USD/CAD is testing the 1.3657 level to break down before the release of important macroeconomic data from Canada.
Tomorrow at 14:30 (GMT+2), the June inflation report will be published, which will play a key role in the Bank of Canada's monetary policy decisions. The annual consumer price index is expected to decrease from 2.9% to 2.6%, and the monthly indicator will accelerate from 0.1% to 0.3%. Core inflation is projected to decrease from 1.8% to 1.6% on a monthly basis and from 0.6% to 0.4% on an annual basis. This may allow the Bank of Canada to move to a more lenient policy, which will support the economic recovery by lowering interest rates, stimulating consumer spending and investment.
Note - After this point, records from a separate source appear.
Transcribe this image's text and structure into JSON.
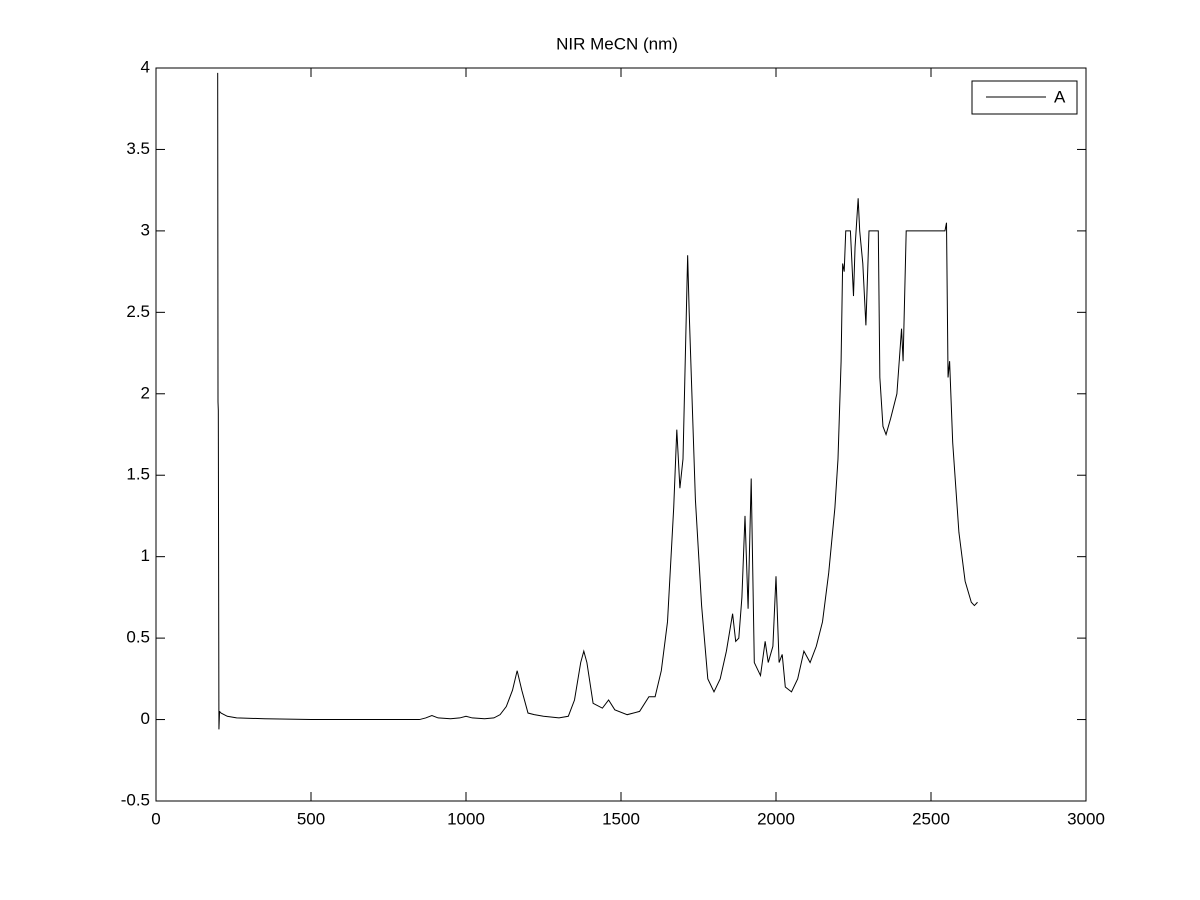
{
  "chart_data": {
    "type": "line",
    "title": "NIR MeCN (nm)",
    "x": [
      199,
      200,
      201,
      203,
      205,
      210,
      230,
      260,
      350,
      500,
      850,
      870,
      890,
      910,
      950,
      980,
      1000,
      1020,
      1060,
      1090,
      1110,
      1130,
      1150,
      1165,
      1180,
      1200,
      1220,
      1250,
      1300,
      1330,
      1350,
      1370,
      1380,
      1390,
      1410,
      1440,
      1460,
      1480,
      1520,
      1560,
      1590,
      1610,
      1630,
      1650,
      1670,
      1680,
      1690,
      1700,
      1715,
      1720,
      1740,
      1760,
      1780,
      1800,
      1820,
      1840,
      1860,
      1870,
      1880,
      1890,
      1900,
      1910,
      1920,
      1930,
      1950,
      1965,
      1975,
      1990,
      2000,
      2010,
      2020,
      2030,
      2050,
      2070,
      2090,
      2110,
      2130,
      2150,
      2170,
      2190,
      2200,
      2210,
      2215,
      2220,
      2225,
      2240,
      2250,
      2255,
      2265,
      2270,
      2280,
      2290,
      2300,
      2330,
      2335,
      2345,
      2355,
      2370,
      2390,
      2405,
      2410,
      2420,
      2545,
      2550,
      2555,
      2560,
      2570,
      2590,
      2600,
      2610,
      2630,
      2640,
      2650
    ],
    "series": [
      {
        "name": "A",
        "color": "#000000",
        "values": [
          3.97,
          1.95,
          1.9,
          -0.06,
          0.05,
          0.04,
          0.02,
          0.01,
          0.005,
          0,
          0,
          0.01,
          0.025,
          0.01,
          0.005,
          0.01,
          0.02,
          0.01,
          0.005,
          0.01,
          0.03,
          0.08,
          0.18,
          0.3,
          0.18,
          0.04,
          0.03,
          0.02,
          0.01,
          0.02,
          0.12,
          0.35,
          0.42,
          0.35,
          0.1,
          0.07,
          0.12,
          0.06,
          0.03,
          0.05,
          0.14,
          0.14,
          0.3,
          0.6,
          1.3,
          1.78,
          1.42,
          1.6,
          2.85,
          2.5,
          1.35,
          0.7,
          0.25,
          0.17,
          0.25,
          0.42,
          0.65,
          0.48,
          0.5,
          0.75,
          1.25,
          0.68,
          1.48,
          0.35,
          0.27,
          0.48,
          0.35,
          0.45,
          0.88,
          0.35,
          0.4,
          0.2,
          0.17,
          0.25,
          0.42,
          0.35,
          0.45,
          0.6,
          0.9,
          1.3,
          1.6,
          2.2,
          2.8,
          2.75,
          3,
          3,
          2.6,
          2.9,
          3.2,
          3,
          2.8,
          2.42,
          3,
          3,
          2.1,
          1.8,
          1.75,
          1.85,
          2,
          2.4,
          2.2,
          3,
          3,
          3.05,
          2.1,
          2.2,
          1.7,
          1.15,
          1,
          0.85,
          0.72,
          0.7,
          0.72
        ]
      }
    ],
    "xlim": [
      0,
      3000
    ],
    "xticks": [
      0,
      500,
      1000,
      1500,
      2000,
      2500,
      3000
    ],
    "ylim": [
      -0.5,
      4
    ],
    "yticks": [
      -0.5,
      0,
      0.5,
      1,
      1.5,
      2,
      2.5,
      3,
      3.5,
      4
    ],
    "grid": false,
    "legend": "northeast"
  }
}
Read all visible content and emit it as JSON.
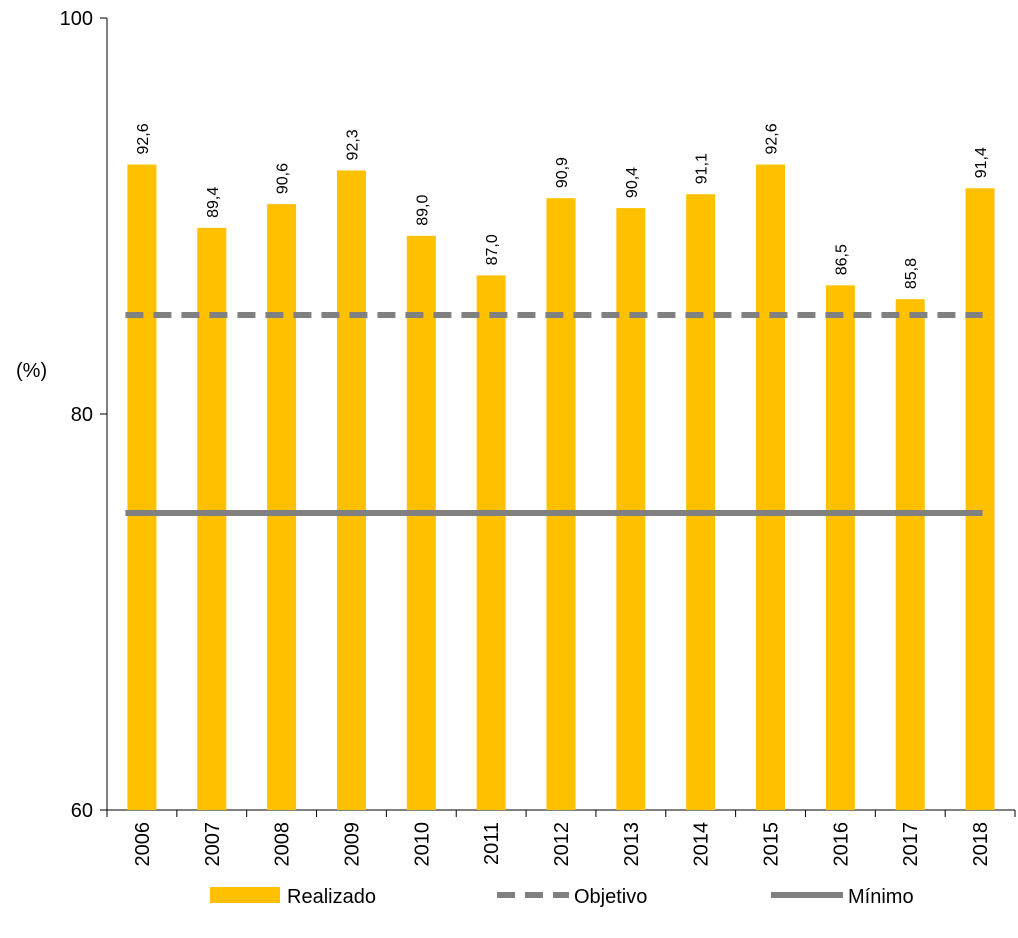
{
  "chart_data": {
    "type": "bar",
    "title": "",
    "xlabel": "",
    "ylabel": "(%)",
    "ylim": [
      60,
      100
    ],
    "yticks": [
      "60",
      "80",
      "100"
    ],
    "categories": [
      "2006",
      "2007",
      "2008",
      "2009",
      "2010",
      "2011",
      "2012",
      "2013",
      "2014",
      "2015",
      "2016",
      "2017",
      "2018"
    ],
    "series": [
      {
        "name": "Realizado",
        "kind": "bar",
        "color": "#FFC000",
        "values": [
          92.6,
          89.4,
          90.6,
          92.3,
          89.0,
          87.0,
          90.9,
          90.4,
          91.1,
          92.6,
          86.5,
          85.8,
          91.4
        ],
        "labels": [
          "92,6",
          "89,4",
          "90,6",
          "92,3",
          "89,0",
          "87,0",
          "90,9",
          "90,4",
          "91,1",
          "92,6",
          "86,5",
          "85,8",
          "91,4"
        ]
      },
      {
        "name": "Objetivo",
        "kind": "dashed-line",
        "color": "#808080",
        "value": 85.0
      },
      {
        "name": "Mínimo",
        "kind": "line",
        "color": "#808080",
        "value": 75.0
      }
    ],
    "grid": false,
    "legend_position": "bottom"
  }
}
On the same day, data on the volume of new home construction will be published, the indicator of which is likely to decrease from 264.5 thousand to 260.0 thousand, which may put pressure on the Canadian dollar.
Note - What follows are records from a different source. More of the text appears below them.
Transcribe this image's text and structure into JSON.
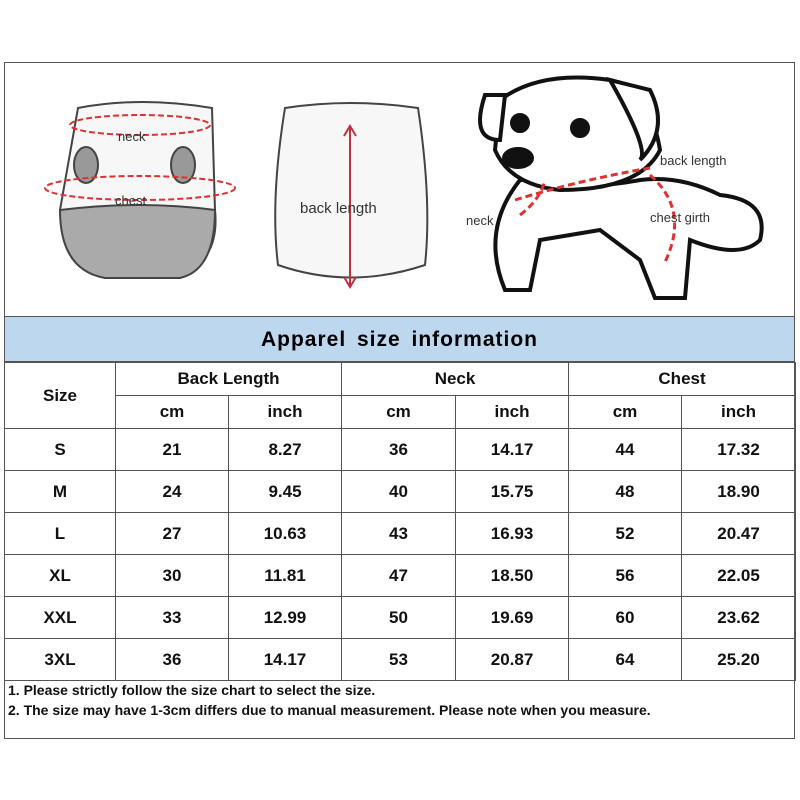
{
  "illustrations": {
    "vest_front": {
      "neck": "neck",
      "chest": "chest"
    },
    "vest_back": {
      "back_length": "back length"
    },
    "dog": {
      "back_length": "back length",
      "neck": "neck",
      "chest_girth": "chest girth"
    }
  },
  "table": {
    "title": "Apparel size information",
    "size_header": "Size",
    "groups": [
      "Back Length",
      "Neck",
      "Chest"
    ],
    "units": [
      "cm",
      "inch",
      "cm",
      "inch",
      "cm",
      "inch"
    ],
    "rows": [
      [
        "S",
        "21",
        "8.27",
        "36",
        "14.17",
        "44",
        "17.32"
      ],
      [
        "M",
        "24",
        "9.45",
        "40",
        "15.75",
        "48",
        "18.90"
      ],
      [
        "L",
        "27",
        "10.63",
        "43",
        "16.93",
        "52",
        "20.47"
      ],
      [
        "XL",
        "30",
        "11.81",
        "47",
        "18.50",
        "56",
        "22.05"
      ],
      [
        "XXL",
        "33",
        "12.99",
        "50",
        "19.69",
        "60",
        "23.62"
      ],
      [
        "3XL",
        "36",
        "14.17",
        "53",
        "20.87",
        "64",
        "25.20"
      ]
    ]
  },
  "notes": [
    "1. Please strictly follow the size chart  to select the size.",
    "2. The size may have 1-3cm differs due to manual measurement. Please note when you measure."
  ]
}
Analysts believe that the Bank of Canada will act more decisively than the US Federal Reserve on the issue of lowering rates. The Fed is expected to start cutting rates in September, with two adjustments before the end of the year, while the Canadian regulator will reach the level of 3.00% by the end of next year, while in the United States only by the beginning of 2026.
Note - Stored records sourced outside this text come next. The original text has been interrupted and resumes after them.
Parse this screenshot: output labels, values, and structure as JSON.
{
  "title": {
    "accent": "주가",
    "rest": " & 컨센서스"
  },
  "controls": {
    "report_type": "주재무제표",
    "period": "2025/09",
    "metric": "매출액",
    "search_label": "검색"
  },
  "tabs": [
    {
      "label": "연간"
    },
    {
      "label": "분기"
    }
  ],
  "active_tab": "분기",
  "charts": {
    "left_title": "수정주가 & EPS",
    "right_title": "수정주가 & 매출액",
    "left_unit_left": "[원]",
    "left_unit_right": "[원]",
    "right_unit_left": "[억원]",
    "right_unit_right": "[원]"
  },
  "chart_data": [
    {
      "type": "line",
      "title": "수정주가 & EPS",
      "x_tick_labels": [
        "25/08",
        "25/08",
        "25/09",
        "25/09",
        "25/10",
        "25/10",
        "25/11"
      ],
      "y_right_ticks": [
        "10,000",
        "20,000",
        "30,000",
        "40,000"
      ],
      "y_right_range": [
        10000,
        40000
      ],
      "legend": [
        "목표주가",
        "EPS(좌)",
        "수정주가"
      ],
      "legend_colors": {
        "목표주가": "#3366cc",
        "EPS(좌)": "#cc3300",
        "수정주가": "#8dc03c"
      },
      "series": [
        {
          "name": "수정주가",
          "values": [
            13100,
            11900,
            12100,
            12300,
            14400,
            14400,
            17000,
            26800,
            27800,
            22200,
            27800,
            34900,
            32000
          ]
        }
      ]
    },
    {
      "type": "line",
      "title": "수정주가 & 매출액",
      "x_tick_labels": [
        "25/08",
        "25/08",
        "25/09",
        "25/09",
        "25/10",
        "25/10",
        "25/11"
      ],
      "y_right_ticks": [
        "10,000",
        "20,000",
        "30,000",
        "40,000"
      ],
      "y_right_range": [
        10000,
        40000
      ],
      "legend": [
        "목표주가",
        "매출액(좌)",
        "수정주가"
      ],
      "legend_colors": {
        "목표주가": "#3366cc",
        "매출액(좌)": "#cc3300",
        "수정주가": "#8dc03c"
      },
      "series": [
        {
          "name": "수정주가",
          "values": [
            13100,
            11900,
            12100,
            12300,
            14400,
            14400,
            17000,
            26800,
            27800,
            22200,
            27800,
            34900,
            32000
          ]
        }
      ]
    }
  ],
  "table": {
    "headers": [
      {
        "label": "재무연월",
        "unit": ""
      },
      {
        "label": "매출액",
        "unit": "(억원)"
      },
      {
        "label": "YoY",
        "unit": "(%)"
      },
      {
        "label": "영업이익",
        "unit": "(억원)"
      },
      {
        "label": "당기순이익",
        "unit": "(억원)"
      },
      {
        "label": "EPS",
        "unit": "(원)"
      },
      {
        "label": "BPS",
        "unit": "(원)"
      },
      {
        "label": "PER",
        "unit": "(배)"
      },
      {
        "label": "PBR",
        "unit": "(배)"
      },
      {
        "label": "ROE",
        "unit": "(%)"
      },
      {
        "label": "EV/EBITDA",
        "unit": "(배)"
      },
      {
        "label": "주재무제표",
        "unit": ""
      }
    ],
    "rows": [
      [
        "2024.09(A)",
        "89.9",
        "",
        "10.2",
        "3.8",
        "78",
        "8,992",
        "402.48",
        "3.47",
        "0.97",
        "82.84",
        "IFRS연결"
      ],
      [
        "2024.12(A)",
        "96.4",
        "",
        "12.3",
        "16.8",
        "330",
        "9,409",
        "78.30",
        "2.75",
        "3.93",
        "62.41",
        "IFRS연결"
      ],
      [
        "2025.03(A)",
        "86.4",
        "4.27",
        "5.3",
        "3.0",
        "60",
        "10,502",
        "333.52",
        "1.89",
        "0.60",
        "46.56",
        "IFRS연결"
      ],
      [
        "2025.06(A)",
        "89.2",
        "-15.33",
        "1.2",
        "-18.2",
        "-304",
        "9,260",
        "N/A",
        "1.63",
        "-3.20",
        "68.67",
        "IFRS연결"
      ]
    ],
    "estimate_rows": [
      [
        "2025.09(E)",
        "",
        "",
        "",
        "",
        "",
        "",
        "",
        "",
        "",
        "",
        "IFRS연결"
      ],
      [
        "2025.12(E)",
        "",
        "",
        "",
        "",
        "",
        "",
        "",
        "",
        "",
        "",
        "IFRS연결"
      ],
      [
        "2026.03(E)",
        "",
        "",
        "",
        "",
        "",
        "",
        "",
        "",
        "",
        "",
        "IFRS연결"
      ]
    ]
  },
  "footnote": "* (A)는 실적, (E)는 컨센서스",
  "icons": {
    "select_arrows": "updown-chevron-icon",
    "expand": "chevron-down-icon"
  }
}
On the daily chart, technical indicators give preference to sales. The Alligator indicator turns the moving averages down. Awesome oscillator forms descending bars in a negative range
Short positions can be opened with a confident breakdown down to the 1.3600 level with a target of 1.3480. We will place the stop loss at 1.3680.
Purchases will be relevant when the 1.3680 level breaks up. The target is -1.3780. We will make a stop loss of 1.3620.